Même s’il se montre parfois un peu trop programmatique dans sa manière de penser la représentation du couple, l’image du couple comme métaphore du couple, il s’efforce d’y céder avec une caméra un peu lâche, une photographie grossière si j’ose dire, qui permet de moins s’attarder sur le « truc » que si tout était cadré avec une rigueur de géomètre. Il faut dire que c’est une force du chef op’ Robbie Ryan (La Favorite, Moi, Daniel Blake, American Honey, Les Hauts de Hurlevent) que de savoir restituer un certain naturel à force de sophistication.

L’impression d’authenticité sera d’autant plus forte pour qui a vécu les séparations difficiles, personnellement ou de ses parents, la radicalisation des positions par les avocats, le gouffre financier qu’ils représentent, l’ouverture de son intimité à de parfaits inconnus, le déchirement de tous…

On regrettera d’autant plus que Baumbach cède de temps à autre à ses démons, une propension parfois excessive à la caricature (notamment avec la famille de Nicole), dans un burlesque amusant jusqu’à un certain point et contraire à toutes les propensions au naturalisme ensuite, et surtout un vain snobisme.

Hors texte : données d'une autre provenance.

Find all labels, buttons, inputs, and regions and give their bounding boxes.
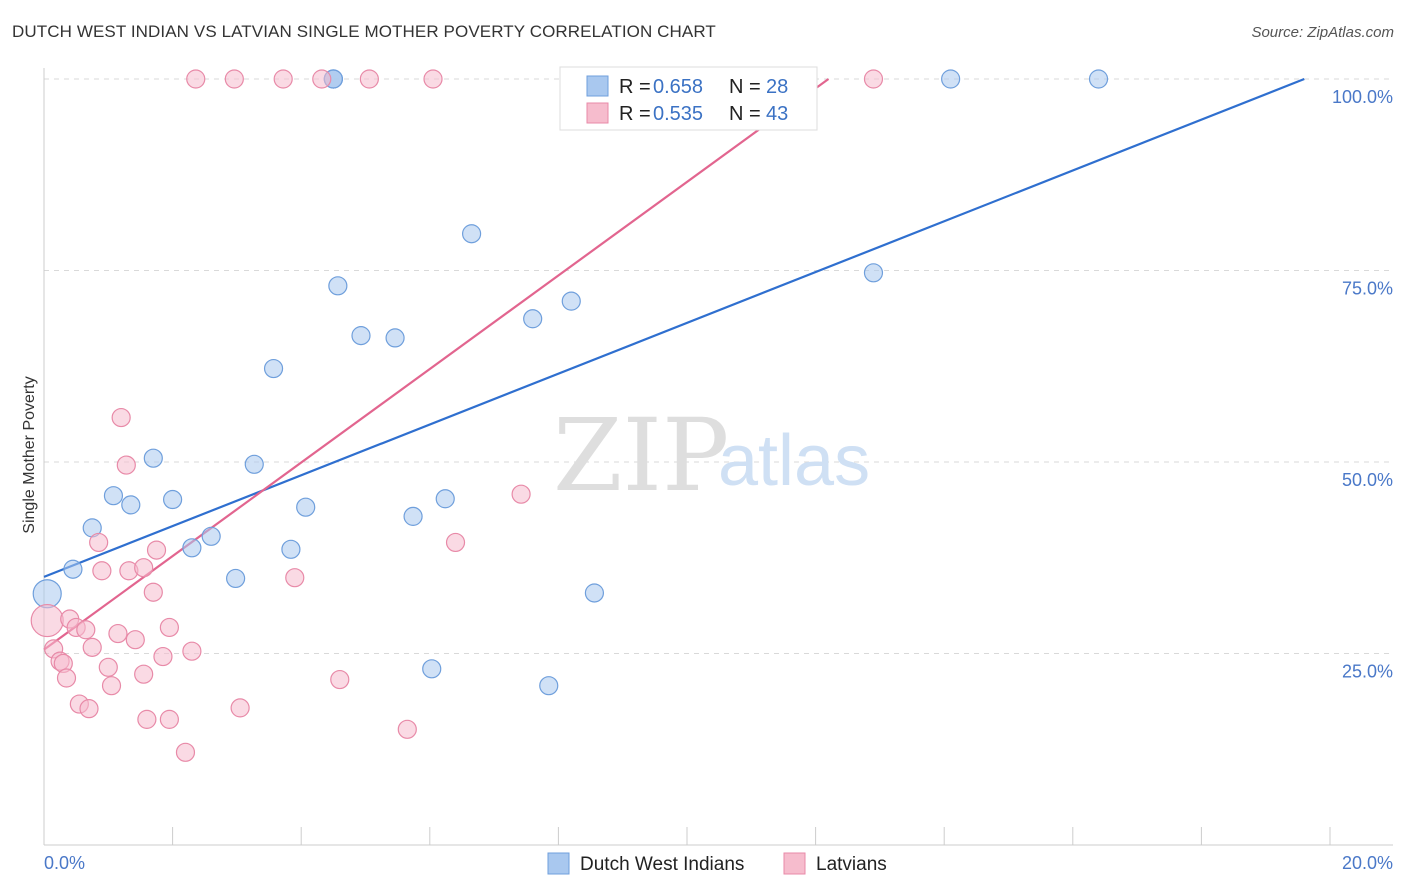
y-tick-label-1: 50.0% bbox=[1342, 470, 1393, 490]
dutch-point-12 bbox=[281, 539, 301, 559]
dutch-point-25 bbox=[584, 583, 605, 603]
chart-title: DUTCH WEST INDIAN VS LATVIAN SINGLE MOTH… bbox=[12, 22, 716, 41]
latvian-point-34 bbox=[285, 568, 305, 588]
y-tick-label-3: 100.0% bbox=[1332, 87, 1393, 107]
latvian-point-29 bbox=[182, 641, 202, 661]
bottom-legend: Dutch West Indians Latvians bbox=[547, 852, 887, 875]
y-tick-labels: 25.0% 50.0% 75.0% 100.0% bbox=[1332, 87, 1393, 682]
legend-n-value-dutch: 28 bbox=[766, 76, 788, 98]
latvian-point-22 bbox=[137, 709, 157, 729]
latvian-point-0 bbox=[30, 603, 64, 638]
latvian-trend-line bbox=[43, 78, 830, 651]
dutch-point-26 bbox=[863, 263, 884, 283]
y-tick-label-2: 75.0% bbox=[1342, 279, 1393, 299]
latvian-point-40 bbox=[445, 532, 466, 553]
legend-n-label-latvian: N = bbox=[729, 103, 761, 125]
latvian-point-23 bbox=[143, 582, 163, 602]
latvian-point-25 bbox=[153, 646, 173, 667]
watermark-zip: ZIP bbox=[553, 397, 729, 514]
latvian-point-10 bbox=[82, 637, 102, 657]
bottom-legend-label-dutch: Dutch West Indians bbox=[580, 854, 744, 875]
latvian-point-11 bbox=[89, 532, 109, 553]
legend-swatch-latvian bbox=[586, 102, 609, 124]
gridlines bbox=[44, 78, 1393, 654]
dutch-point-19 bbox=[385, 328, 405, 348]
latvian-point-30 bbox=[186, 69, 206, 89]
legend-r-label-latvian: R = bbox=[619, 103, 651, 125]
latvian-point-39 bbox=[423, 69, 443, 89]
latvian-point-35 bbox=[312, 69, 332, 89]
legend-swatch-dutch bbox=[586, 75, 609, 97]
latvian-point-8 bbox=[76, 620, 96, 640]
watermark-atlas: atlas bbox=[718, 421, 870, 501]
dutch-point-11 bbox=[263, 358, 284, 379]
latvian-point-36 bbox=[330, 669, 350, 690]
latvian-point-13 bbox=[98, 657, 118, 677]
latvian-point-17 bbox=[116, 455, 136, 475]
dutch-point-27 bbox=[941, 69, 961, 89]
dutch-point-0 bbox=[32, 579, 62, 609]
latvian-point-12 bbox=[92, 561, 112, 581]
dutch-point-7 bbox=[182, 538, 202, 558]
latvian-point-24 bbox=[146, 540, 167, 560]
latvian-point-41 bbox=[511, 484, 531, 504]
latvian-point-33 bbox=[273, 69, 293, 89]
dutch-trend-line bbox=[43, 77, 1305, 578]
dutch-point-30 bbox=[539, 676, 559, 696]
y-tick-label-0: 25.0% bbox=[1342, 662, 1393, 682]
legend-n-label-dutch: N = bbox=[729, 76, 761, 98]
legend-r-value-latvian: 0.535 bbox=[653, 103, 703, 125]
legend-r-value-dutch: 0.658 bbox=[653, 76, 703, 98]
dutch-point-3 bbox=[103, 486, 124, 506]
dutch-point-18 bbox=[351, 326, 371, 346]
dutch-point-21 bbox=[435, 489, 455, 509]
dutch-point-10 bbox=[244, 454, 264, 474]
x-tick-label-1: 20.0% bbox=[1342, 853, 1393, 873]
latvian-point-21 bbox=[134, 664, 154, 684]
legend-n-value-latvian: 43 bbox=[766, 103, 788, 125]
dutch-point-22 bbox=[461, 224, 482, 244]
data-points bbox=[30, 69, 1109, 762]
latvian-point-20 bbox=[134, 558, 154, 578]
latvian-point-31 bbox=[224, 69, 244, 89]
dutch-point-1 bbox=[63, 559, 83, 579]
dutch-point-5 bbox=[143, 448, 163, 468]
latvian-point-32 bbox=[230, 698, 250, 718]
trend-lines bbox=[43, 77, 1305, 651]
dutch-point-23 bbox=[523, 309, 543, 329]
dutch-point-24 bbox=[561, 291, 581, 311]
top-legend: R = 0.658 N = 28 R = 0.535 N = 43 bbox=[559, 66, 818, 131]
source-label: Source: ZipAtlas.com bbox=[1251, 24, 1394, 41]
latvian-point-37 bbox=[359, 69, 379, 89]
y-axis-label: Single Mother Poverty bbox=[21, 376, 38, 533]
latvian-point-15 bbox=[108, 623, 128, 644]
latvian-point-26 bbox=[159, 617, 179, 638]
dutch-point-13 bbox=[296, 497, 316, 517]
bottom-legend-label-latvian: Latvians bbox=[816, 854, 887, 875]
bottom-legend-swatch-latvian bbox=[783, 852, 806, 875]
latvian-point-19 bbox=[125, 630, 145, 650]
bottom-legend-swatch-dutch bbox=[547, 852, 570, 875]
dutch-point-14 bbox=[328, 276, 348, 296]
dutch-point-20 bbox=[403, 506, 423, 526]
latvian-point-16 bbox=[111, 407, 131, 428]
latvian-point-14 bbox=[101, 676, 122, 696]
latvian-point-27 bbox=[159, 709, 179, 729]
latvian-point-9 bbox=[79, 699, 99, 719]
latvian-point-38 bbox=[397, 719, 417, 739]
latvian-point-4 bbox=[56, 668, 77, 688]
dutch-point-9 bbox=[226, 568, 246, 589]
latvian-point-28 bbox=[175, 742, 196, 762]
x-tick-labels: 0.0% 20.0% bbox=[44, 853, 1393, 873]
dutch-point-8 bbox=[201, 526, 221, 546]
latvian-point-42 bbox=[863, 69, 884, 89]
x-tick-label-0: 0.0% bbox=[44, 853, 85, 873]
legend-r-label-dutch: R = bbox=[619, 76, 651, 98]
dutch-point-29 bbox=[422, 659, 442, 679]
axes bbox=[43, 68, 1393, 846]
dutch-point-6 bbox=[163, 489, 183, 510]
dutch-point-28 bbox=[1088, 69, 1109, 89]
dutch-point-4 bbox=[121, 495, 141, 515]
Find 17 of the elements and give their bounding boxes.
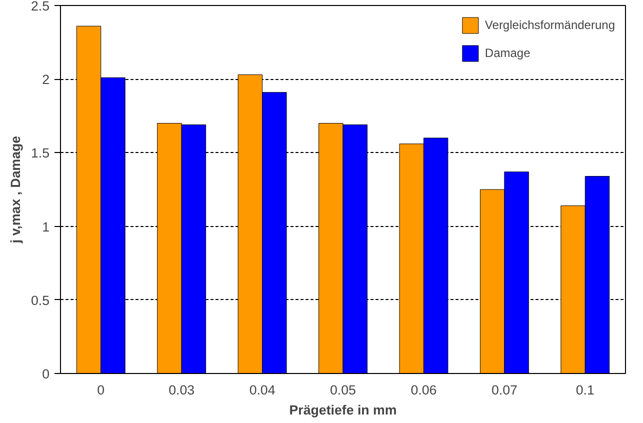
y-tick-label: 1.5 <box>30 146 50 161</box>
x-tick-label: 0 <box>97 382 105 398</box>
legend-label: Damage <box>484 46 530 60</box>
y-tick-label: 2 <box>42 72 50 88</box>
y-axis-title: j v,max , Damage <box>8 136 23 244</box>
x-tick-label: 0.1 <box>576 382 594 398</box>
x-tick-label: 0.07 <box>491 382 518 398</box>
x-tick-label: 0.03 <box>168 382 195 398</box>
x-tick-label: 0.05 <box>330 382 356 398</box>
y-tick-label: 1 <box>42 219 50 234</box>
y-tick-label: 0.5 <box>30 292 50 308</box>
x-tick-label: 0.04 <box>249 382 276 398</box>
y-tick-label: 0 <box>42 366 50 382</box>
x-axis-title: Prägetiefe in mm <box>289 402 397 418</box>
y-tick-label: 2.5 <box>30 0 50 14</box>
legend-label: Vergleichsformänderung <box>484 18 615 32</box>
x-tick-label: 0.06 <box>410 382 437 398</box>
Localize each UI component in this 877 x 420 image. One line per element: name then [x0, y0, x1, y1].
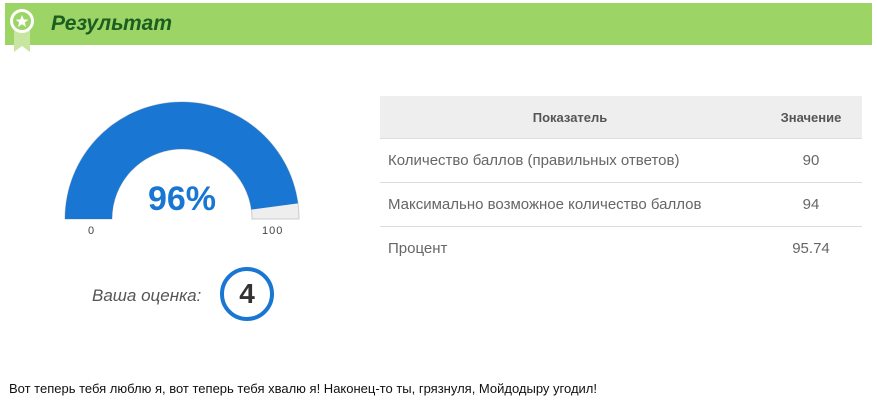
score-gauge [64, 101, 300, 220]
row-label: Процент [380, 226, 760, 270]
table-row: Максимально возможное количество баллов 9… [380, 182, 862, 227]
table-row: Процент 95.74 [380, 226, 862, 270]
column-header: Значение [760, 96, 862, 139]
table-row: Количество баллов (правильных ответов) 90 [380, 138, 862, 183]
table-header-row: Показатель Значение [380, 96, 862, 139]
gauge-fill [65, 101, 298, 219]
grade-circle: 4 [220, 267, 274, 321]
gauge-min-label: 0 [88, 225, 96, 237]
row-value: 95.74 [760, 226, 862, 270]
result-message: Вот теперь тебя люблю я, вот теперь тебя… [9, 381, 597, 396]
row-label: Количество баллов (правильных ответов) [380, 138, 760, 183]
results-table: Показатель Значение Количество баллов (пр… [380, 96, 862, 270]
row-value: 90 [760, 138, 862, 183]
gauge-max-label: 100 [262, 225, 284, 237]
grade-label: Ваша оценка: [92, 286, 202, 305]
gauge-percent: 96% [147, 180, 217, 218]
result-header: Результат [5, 3, 872, 52]
award-ribbon-icon [10, 9, 34, 52]
row-label: Максимально возможное количество баллов [380, 182, 760, 227]
row-value: 94 [760, 182, 862, 227]
column-header: Показатель [380, 96, 760, 139]
page-title: Результат [51, 12, 173, 35]
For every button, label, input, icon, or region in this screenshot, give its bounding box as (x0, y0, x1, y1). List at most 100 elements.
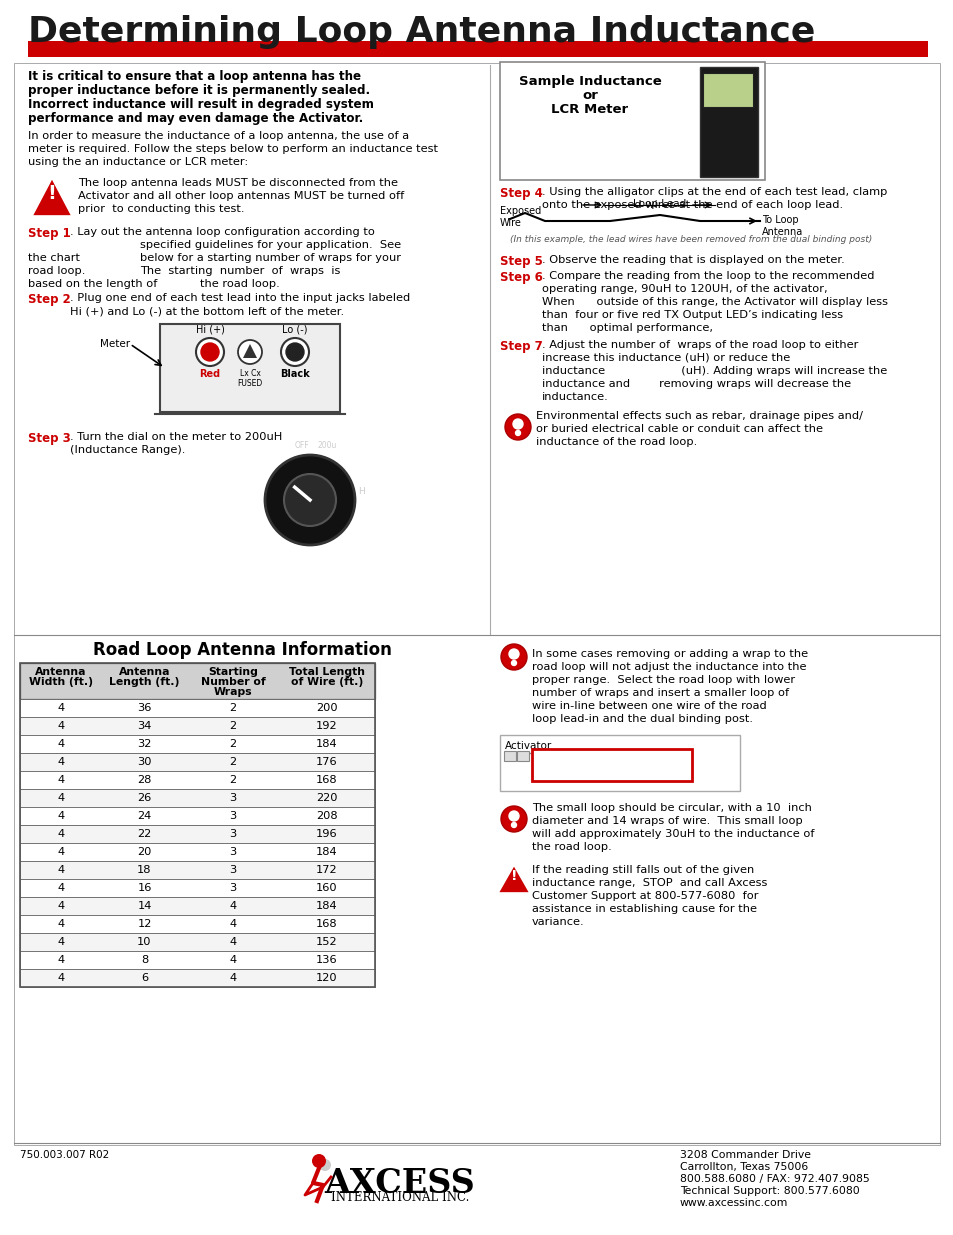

Bien entendu, il est particulièrement intéressant qu’il ait choisi de porter son intérêt sur un metteur en scène et son actrice quand on le sait lui-même en couple avec la réalisatrice, scénariste et actrice Greta Gerwig (par exemple responsable récemment de l’excellent Little Women). De sorte que certaines références à la création contemporaine et à la technique créent du cadre et une dimension méta agréables, quand ils ne virent pas au bête name-dropping et ne s’inscrivent pas dans un cadre bourgeois, très typé « LA », bloquant toute identification.

C’est ce qui m’empêche d’admirer pleinement cette Marriage Story, de l’envisager dans un top 2019 où il aurait aisément pu briguer une place par son sujet fort et assez rare, surtout avec une telle qualité d’écriture et d’interprétation, par son immense humanité dans les moments les plus délicats.